In talk shows discussing the President’s amazing comments most referred to what happened in the Crusade and in the Inquisition as “facts”. Really? It is slanderous to accuse the Crusaders of “terrible deeds” if, in fact, they did no such thing. The men and women who sewed the red cross of Christ on their clothes, left hearth and home and marched off to Jerusalem acted to secure the birthplace of their faith from marauding Muslims. Individual Crusaders, of course, may have misbehaved, but they were not instructed by their Church to do so, nor did they behead or burn. Muslims, on the other hand, can and do point to verses in the Quran which order them to kill unbelievers and to conquer the world for Allah.
The next time you hear someone talk about the “terrible deeds” of the Crusaders ask them to be specific. What terrible deeds? Who were the victims? Were innocents killed or did Crusaders oppose and fight murderous Muslims intent on conquering the world for Allah? Ask them if they know why the Crusaders crusaded? Who were they opposing? Why?
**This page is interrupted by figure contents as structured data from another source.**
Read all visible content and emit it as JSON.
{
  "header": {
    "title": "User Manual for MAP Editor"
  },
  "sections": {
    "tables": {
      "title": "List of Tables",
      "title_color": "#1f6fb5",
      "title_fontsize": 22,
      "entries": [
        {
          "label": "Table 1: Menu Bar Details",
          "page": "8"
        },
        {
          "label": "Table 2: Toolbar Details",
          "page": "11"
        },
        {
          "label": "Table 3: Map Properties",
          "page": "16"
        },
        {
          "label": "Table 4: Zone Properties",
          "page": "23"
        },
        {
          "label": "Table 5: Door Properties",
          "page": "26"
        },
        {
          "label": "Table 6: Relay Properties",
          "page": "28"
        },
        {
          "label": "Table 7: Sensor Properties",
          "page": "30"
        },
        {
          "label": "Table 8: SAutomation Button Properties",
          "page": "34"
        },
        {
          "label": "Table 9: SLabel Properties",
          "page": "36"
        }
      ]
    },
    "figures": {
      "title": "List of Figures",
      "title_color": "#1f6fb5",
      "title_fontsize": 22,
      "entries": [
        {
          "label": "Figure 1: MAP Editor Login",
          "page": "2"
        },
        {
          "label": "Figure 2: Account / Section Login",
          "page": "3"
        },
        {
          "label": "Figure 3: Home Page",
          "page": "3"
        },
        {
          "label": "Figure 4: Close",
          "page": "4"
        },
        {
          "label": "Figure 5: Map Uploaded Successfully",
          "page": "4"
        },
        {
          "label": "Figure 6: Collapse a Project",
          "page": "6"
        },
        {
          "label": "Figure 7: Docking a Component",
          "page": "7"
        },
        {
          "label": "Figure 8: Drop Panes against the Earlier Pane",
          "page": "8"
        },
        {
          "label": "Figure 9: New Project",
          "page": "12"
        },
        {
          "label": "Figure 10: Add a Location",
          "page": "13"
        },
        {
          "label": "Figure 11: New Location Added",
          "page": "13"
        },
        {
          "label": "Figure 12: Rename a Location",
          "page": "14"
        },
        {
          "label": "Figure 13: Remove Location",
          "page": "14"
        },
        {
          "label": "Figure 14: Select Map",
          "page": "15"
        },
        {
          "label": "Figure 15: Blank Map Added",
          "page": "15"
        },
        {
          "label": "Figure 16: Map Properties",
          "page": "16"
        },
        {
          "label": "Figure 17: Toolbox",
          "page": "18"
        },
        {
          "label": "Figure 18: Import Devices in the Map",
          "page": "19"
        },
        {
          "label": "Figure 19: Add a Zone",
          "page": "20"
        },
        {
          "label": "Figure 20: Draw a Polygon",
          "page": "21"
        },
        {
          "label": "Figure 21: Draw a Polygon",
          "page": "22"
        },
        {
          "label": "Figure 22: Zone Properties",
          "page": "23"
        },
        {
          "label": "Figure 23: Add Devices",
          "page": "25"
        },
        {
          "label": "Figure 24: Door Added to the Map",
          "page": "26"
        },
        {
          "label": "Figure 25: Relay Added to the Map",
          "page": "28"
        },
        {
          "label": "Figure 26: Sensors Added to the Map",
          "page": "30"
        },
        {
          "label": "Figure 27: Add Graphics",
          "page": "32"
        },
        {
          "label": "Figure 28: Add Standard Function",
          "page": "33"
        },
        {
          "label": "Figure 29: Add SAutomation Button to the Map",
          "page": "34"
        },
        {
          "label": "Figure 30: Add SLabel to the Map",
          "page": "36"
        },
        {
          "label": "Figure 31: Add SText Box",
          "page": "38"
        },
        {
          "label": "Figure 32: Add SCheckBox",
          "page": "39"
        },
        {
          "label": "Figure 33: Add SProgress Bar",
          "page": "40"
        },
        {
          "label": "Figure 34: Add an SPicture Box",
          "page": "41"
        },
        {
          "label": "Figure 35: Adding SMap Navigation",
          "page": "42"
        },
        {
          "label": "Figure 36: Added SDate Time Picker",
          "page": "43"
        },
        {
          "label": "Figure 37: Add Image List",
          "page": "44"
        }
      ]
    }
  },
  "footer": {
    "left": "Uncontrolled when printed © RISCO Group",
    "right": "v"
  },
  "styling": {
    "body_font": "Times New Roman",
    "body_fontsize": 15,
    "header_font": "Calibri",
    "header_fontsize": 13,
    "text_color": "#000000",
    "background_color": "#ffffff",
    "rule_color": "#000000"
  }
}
As for the charge that ISIS today can’t really be singled out for criticism because of what happened ‘in the name of Christ’ in the Inquisition, that’s flat wrong. The people killed in the Spanish Inquisition were all killed by Spanish authorities, not by Christians, nor by the Church. The Spanish Monarchy controlled all aspects of the Tribunal. As for references to Jim Crow laws and American slavery, it must not be forgotten that it was Christians who led the fight to abolish slavery and who were in the leadership of the civil rights movement. It’s an insult to attempt to argue moral equivalency between those who behead and burn and those who reformed and corrected. Surely the White House has access to the facts of history. Unless, of course, is to the benefit of some to obfuscate the issue and convince Americans that ISIS is just another group of religious fundamentalists out on a spree.